Re: Auf Schotterpisten durch die Westalpen Teil 2

von: lutz_

Re: Auf Schotterpisten durch die Westalpen Teil 2 - 12.02.23 10:28

Aosta - Colle de Nivolet - Ceresole Reale
56,1 km
2 340 m bergauf
1 300 m bergab

Der Wecker klingelt bei Tagesanbruch, wir packen leise zusammen um die Zeltnachbarn nicht zu stören und verlassen bald darauf den Campingplatz. Die Wettervorhersage passt, heute geht es Richtung Colle Nivolet. Ein seltsamer Pass im Nationalpark Gran Paradiso, da er von Norden her nur über Wanderwege zugänglich ist. Von Süden respektive Südosten geht die Teerstraße bis auf über 2600 m Höhe, nur um kurz darauf zu enden. Schon oft habe ich Bilder des Passes betrachtet, der Reisebericht von Biotom hat mich dann so neugierig gemacht, dass wir den Pass nun unbedingt auch überqueren wollen. Doch erstmal ist Frühstück angesagt. Das ist in Italien recht einfach: Ab in die nächste Bar am Straßenrand: quattro cornetti e due chioccolate calde“ bestellen und kurz darauf hat man ausreichend leckere Kalorien für etliche Hundert Höhenmeter intus. So gestärkt geht es erstmal aus dem Aosta-Tal bergan. Von Norden grüßt der Mont Blanc. Auf kleinen Sträßchen bzw. auf einer ruhigen Schotterpiste auf der gegenüberliegenden Talseite der Teerstraße geht es ins Val Savarenche hinein. Schließlich müssen wir doch auf die Teerstraße wechseln. Hier ist trotz der Sackgasse für den Autoverkehr reichlich Ausflugsverkehr. Nach 1500 Höhenmetern erreichen wir das Ende der Straße in Le Pont. Der riesige Parkplatz ist mit all den Autos zugeparkt, die uns hier herauf überholt haben. Viele kommen hierher, um die Gletscher des Gran Paradiso zu bestaunen. Viel ist davon aber nicht mehr übrig. Die wenigen Häuser mit dem riesigen Parkplatz, das ist nun wirklich kein Ort, an dem wir lange verweilen wollen.

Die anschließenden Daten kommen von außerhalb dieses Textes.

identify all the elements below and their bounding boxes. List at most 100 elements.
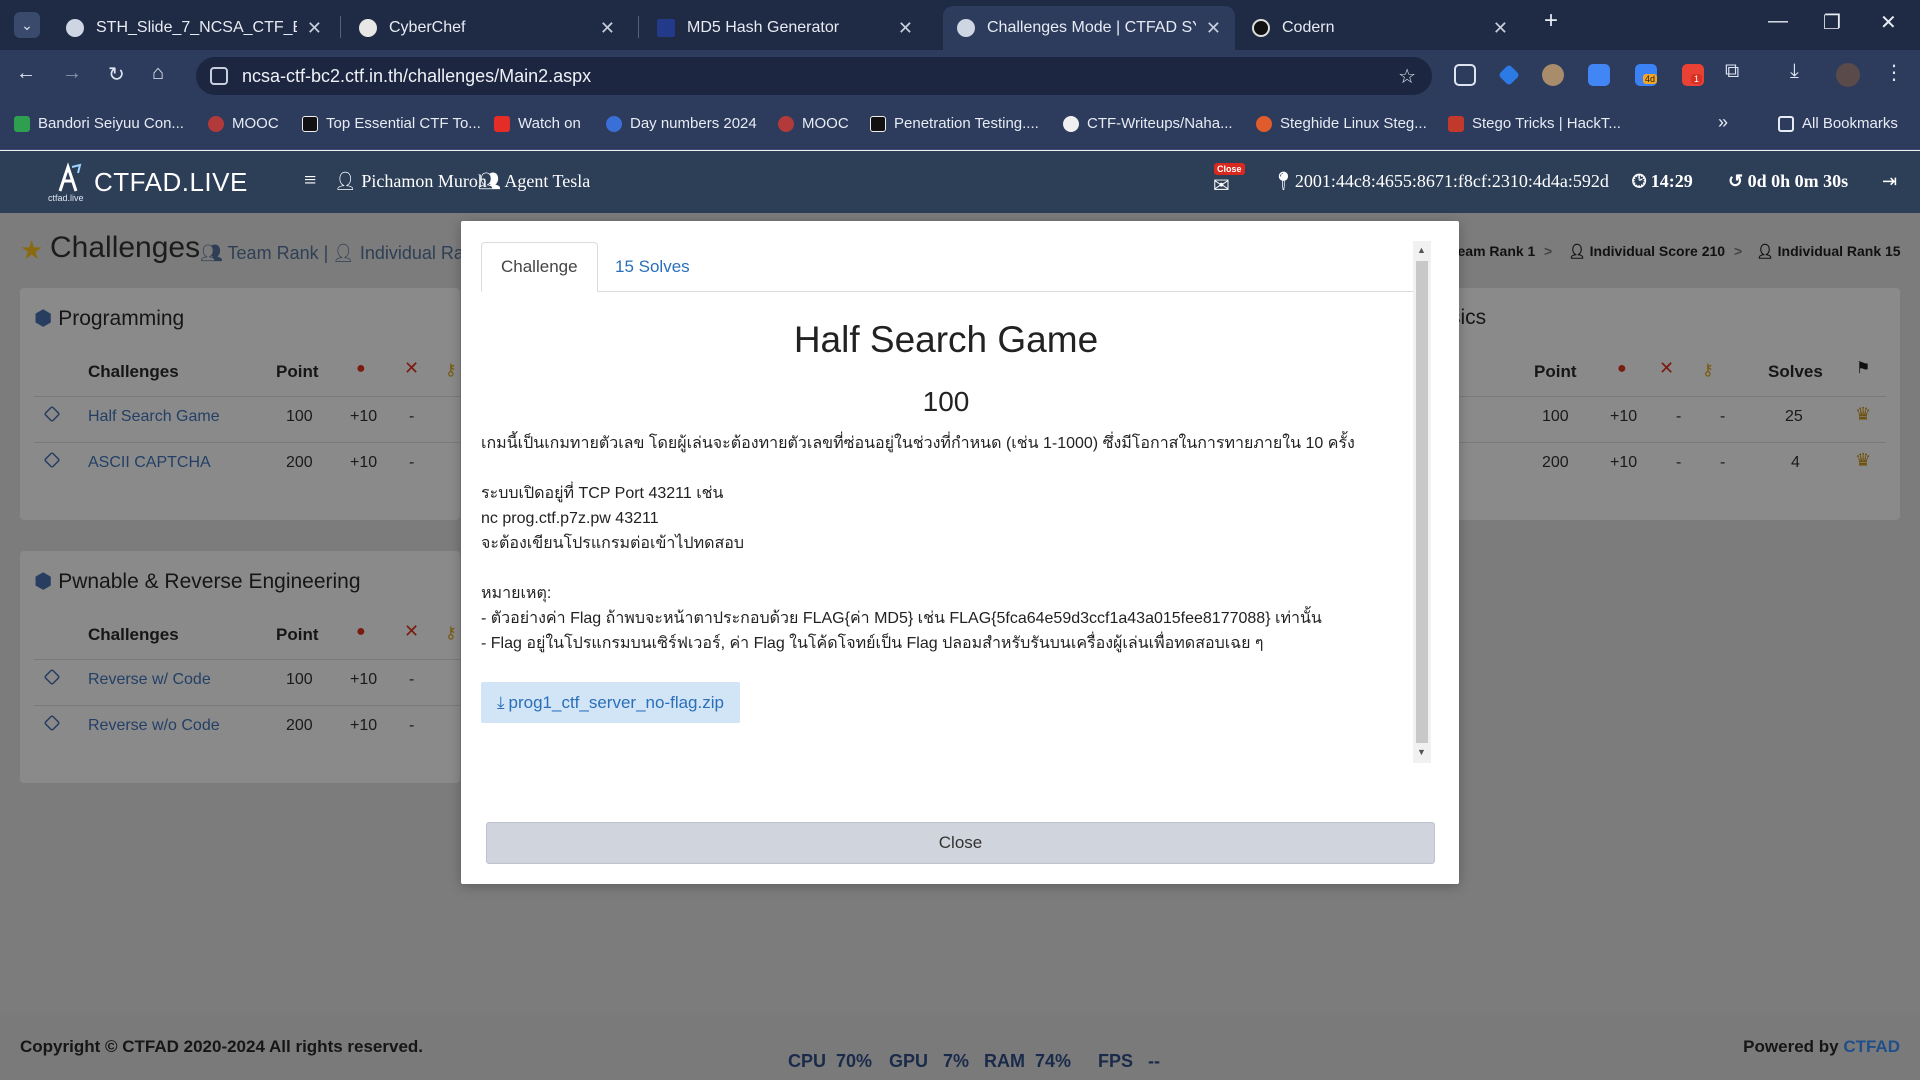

Für uns beginnt nun die Schiebestrecke unter der Stromleitung hinauf zum Colle Nivolet. Also machen wir uns an die üblichen Handgriffe:

Rucksack vom Gepäckträger runter
Lenkerrolle am Rucksack befestigen
Zelt am Rucksack befestigen

Über große Felsbrocken und steile Stufen wuchten wir unsere Räder bergan. Die gut 300 Höhenmeter bis zum Croce della Roley hören sich nicht viel an, der Weg ist aber mühsam zu begehen. Die entgegen kommenden Wanderer schwanken zwischen ungläubigem Entsetzen, Unverständnis und Anfeuerung. Am Kreuz angekommen haben wir den schlimmsten Teil hinter uns. Bald können wir wieder längere Strecken im Sattel zurücklegen. Noch immer sind es einige Hundert Höhenmeter bis zur eigentlichen Passhöhe auf 2612 Metern. Die wunderschöne Hochebene zieht sich kilometerweit. Doch nun gibt es kein Halten mehr, die Passhöhe lockt. Lediglich die Stromleitung stört das hochalpine Ambiente.
















Nach dem obligatorischen Gipfelfoto am völlig zugeklebten Passschild stürzen wir uns im Abendlicht in die Abfahrt hinunter. Wir besichtigen noch die kleine Kapelle auf einem Felsvorsprung mit traumhaften Aus- und Tiefblicken Richtung Ceresole Reale. Unzählige Fotostopps später erreichen wir schließlich den schattigen Talgrund. Der Campingplatz kurz vor Ceresole Reale ist zwar voll, aber für unser kleines Zelt findet sich noch ein Platz. Mindestens genauso wichtig ist der Tisch in der angeschlossenen Pizzeria. Die haben wir uns heute auch redlich verdient!